Actually, lots of things had changed in what was a relatively short story (under 2,000 words), but I wasn’t convinced that my characters had learned all that much, that they themselves had been altered by events. And I wasn’t quite sure how to solve it. In the end (or at least, the original end), I decided to use my lack of certainty as a writer as a plot point: the characters themselves voiced a lack of certainty about how things were going to turn out. Now, if that sounds to you like something of a cop-out, I’d be the first to agree with you. But it seemed that most of my audience were perfectly happy by my cheat, finding it pleasingly ambiguous. Of course, sometimes the writer should shut up and quit while they’re ahead, but I was never quite satisfied. Then this competition turned up which appeared to be tailor made (with a couple of alterations) for this story, and I knew that I needed to make the ending neater. I just didn’t quite know how.
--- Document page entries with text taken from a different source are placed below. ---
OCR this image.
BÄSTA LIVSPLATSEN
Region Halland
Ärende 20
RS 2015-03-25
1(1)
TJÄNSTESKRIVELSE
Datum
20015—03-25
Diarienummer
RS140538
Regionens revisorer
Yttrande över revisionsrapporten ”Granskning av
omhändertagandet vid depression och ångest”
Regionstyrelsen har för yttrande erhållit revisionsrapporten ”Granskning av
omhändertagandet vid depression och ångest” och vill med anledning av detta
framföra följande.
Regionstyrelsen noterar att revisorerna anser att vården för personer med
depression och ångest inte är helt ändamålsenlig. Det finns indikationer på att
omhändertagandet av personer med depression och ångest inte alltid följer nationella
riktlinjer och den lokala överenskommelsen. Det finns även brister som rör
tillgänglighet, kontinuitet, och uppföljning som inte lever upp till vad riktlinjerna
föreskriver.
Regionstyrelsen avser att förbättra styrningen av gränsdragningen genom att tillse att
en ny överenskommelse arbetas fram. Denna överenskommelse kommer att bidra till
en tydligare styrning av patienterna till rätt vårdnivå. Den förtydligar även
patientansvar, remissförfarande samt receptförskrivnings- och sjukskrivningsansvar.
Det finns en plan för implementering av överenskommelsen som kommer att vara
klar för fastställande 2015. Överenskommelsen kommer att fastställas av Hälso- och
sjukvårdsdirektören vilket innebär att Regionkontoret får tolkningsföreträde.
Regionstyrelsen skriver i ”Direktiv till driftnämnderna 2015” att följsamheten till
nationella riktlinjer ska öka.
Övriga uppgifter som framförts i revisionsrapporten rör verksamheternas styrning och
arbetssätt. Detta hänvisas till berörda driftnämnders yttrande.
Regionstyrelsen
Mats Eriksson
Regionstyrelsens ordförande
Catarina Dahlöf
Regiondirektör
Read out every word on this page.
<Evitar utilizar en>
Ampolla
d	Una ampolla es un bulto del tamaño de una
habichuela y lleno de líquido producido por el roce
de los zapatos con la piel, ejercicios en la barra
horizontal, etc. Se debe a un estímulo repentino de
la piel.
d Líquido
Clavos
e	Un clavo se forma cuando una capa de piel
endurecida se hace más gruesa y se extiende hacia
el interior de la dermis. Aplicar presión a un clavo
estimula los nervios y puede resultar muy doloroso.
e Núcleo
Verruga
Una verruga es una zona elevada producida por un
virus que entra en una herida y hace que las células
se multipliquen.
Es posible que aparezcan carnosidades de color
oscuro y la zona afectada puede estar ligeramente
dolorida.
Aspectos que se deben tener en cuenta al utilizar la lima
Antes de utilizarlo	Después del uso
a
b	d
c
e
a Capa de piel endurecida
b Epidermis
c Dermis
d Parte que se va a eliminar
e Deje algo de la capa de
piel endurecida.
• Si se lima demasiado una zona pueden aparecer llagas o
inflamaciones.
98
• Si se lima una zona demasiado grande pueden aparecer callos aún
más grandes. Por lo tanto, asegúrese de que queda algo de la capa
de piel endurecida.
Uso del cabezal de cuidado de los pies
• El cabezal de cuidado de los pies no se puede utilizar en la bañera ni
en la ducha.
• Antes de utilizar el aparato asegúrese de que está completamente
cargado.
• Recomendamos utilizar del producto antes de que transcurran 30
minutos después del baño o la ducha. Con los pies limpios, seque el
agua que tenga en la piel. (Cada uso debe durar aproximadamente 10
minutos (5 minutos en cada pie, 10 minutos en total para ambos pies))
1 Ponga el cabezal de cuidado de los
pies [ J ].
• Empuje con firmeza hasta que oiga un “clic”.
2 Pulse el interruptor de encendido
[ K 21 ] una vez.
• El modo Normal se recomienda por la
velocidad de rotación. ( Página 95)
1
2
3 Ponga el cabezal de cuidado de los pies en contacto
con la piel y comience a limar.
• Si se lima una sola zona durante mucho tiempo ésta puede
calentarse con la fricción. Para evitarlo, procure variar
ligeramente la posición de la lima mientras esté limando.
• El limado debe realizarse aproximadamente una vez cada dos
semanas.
I’ve argued before (here, probably) that whenever I’ve had a problem that I couldn’t solve in my writing (or directing, or indeed in most any type of story telling), that I have already written the solution in an earlier part of the story: that plot point B has to happen, because I’ve already written plot point A, and they beautifully support each other. Such a shonky mantra, and yet it’s never let me down. I thought I might fail on this one, however. I had no idea how the two central characters could resolve their issues. There was too much difficulty to overcome, and roughly 80 words to do it in. And, it seemed, nothing that I’d already written in the first thousand words was giving me an exit plan.

And then I spotted it. I had the reveal: and I’d hidden it in the God-damned title. In the title. As if I’d always planned it that way, and that I’d named the story after I’d worked out the resolve. And while the rest of the story didn’t exactly write itself (I had to get involved a bit), it further strengthened my belief that a lot of stories are not so much created, as discovered, buried things that already exist, waiting for us to use the correct tools.